La délivrabilité des e-mails démystifiée : SPF, DKIM et DMARC
Pour les développeurs créant des applications qui envoient des e-mails, l’écriture du code ne représente que la moitié de la bataille. L’autre moitié consiste à garantir que vos messages atteignent réellement la boîte de réception du destinataire plutôt que d’être ignorés ou acheminés vers le dossier spam.
Comprendre le fonctionnement de la délivrabilité des e-mails et mettre en œuvre les protocoles d’authentification de base est essentiel. Ce guide démystifie les normes techniques qui contrôlent le placement moderne dans la boîte de réception.
Qu’est-ce que la délivrabilité des e-mails ?
La délivrabilité des e-mails est la mesure de la réussite avec laquelle vos e-mails parviennent à la boîte de réception du destinataire.

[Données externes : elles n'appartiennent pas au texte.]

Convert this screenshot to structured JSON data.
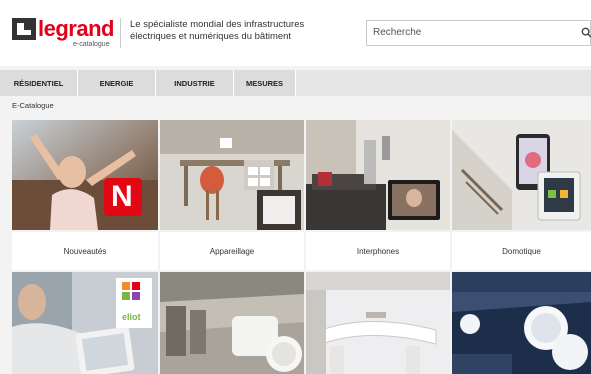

Il est distinct du taux de livraison (qui vérifie simplement si le serveur de messagerie du destinataire a accepté le message). Un message peut avoir une livraison à 100 % mais une délivrabilité à 0 % si chaque e-mail atterrit dans le dossier spam.
La délivrabilité est déterminée par deux facteurs principaux :
- Domaine et réputation IP : comment les fournisseurs de boîtes aux lettres (Gmail, Outlook) consultent votre historique d’envoi et les interactions des utilisateurs (rapports de spam, taux d’ouverture).
- Authentification de l’e-mail : preuve cryptographique que votre e-mail provient véritablement du domaine qu’il prétend représenter.
Les trois piliers de l’authentification des e-mails
Pour éviter l’usurpation d’identité et garantir une délivrabilité élevée, vous devez configurer trois normes d’authentification DNS :
1. SPF (cadre de politique de l’expéditeur)
SPF est un enregistrement DNS qui répertorie toutes les adresses IP autorisées à envoyer des emails au nom de votre domaine.
- Comment ça marche : Le serveur de réception vérifie l’enregistrement SPF du domaine de l’expéditeur et vérifie si l’adresse IP du serveur d’envoi est répertoriée.
- Exemple d’enregistrement :
v=spf1 include:mailgun.org ~all
2. DKIM (courrier identifié par DomainKeys)
DKIM ajoute une signature cryptographique aux en-têtes de vos emails sortants.
- Comment ça marche : Vous générez une paire de clés publique/privée. Vous configurez la clé publique en tant qu’enregistrement DNS. Votre serveur d’envoi signe chaque message sortant avec la clé privée. Le destinataire récupère la clé publique de votre DNS pour vérifier la signature.
- Pourquoi c’est important : DKIM prouve que le contenu de l’e-mail n’a pas été modifié pendant le transit.
3. DMARC (Authentification, reporting et conformité des messages basés sur le domaine)
DMARC relie SPF et DKIM ensemble. Il indique aux destinataires comment gérer les e-mails qui échouent aux contrôles SPF ou DKIM.
- Comment ça marche : vous spécifiez une politique (« aucune », « quarantaine » ou « rejet ») et une adresse e-mail pour recevoir des rapports XML sur les échecs d’authentification.
- Exemple d’enregistrement :
v=DMARC1 ; p=quarantaine ; rua=mailto:[email protected]
Délivrabilité dynamique avec InboxAPI
La configuration des enregistrements SPF, DKIM et DMARC pour les domaines personnalisés est une tâche fastidieuse qui nécessite l’accès aux gestionnaires DNS et aux paramètres du registraire.
InboxAPI gère cette configuration automatiquement. Lorsque vous créez un compte, vous recevez un sous-domaine unique sous « inboxapi.ai ». InboxAPI gère l’infrastructure DNS, générant et conservant automatiquement les enregistrements SPF, les clés publiques DKIM et les politiques DMARC pour votre sous-domaine. Cela garantit que vos e-mails sont authentifiés et prêts à être livrés dans la boîte de réception dès le premier envoi.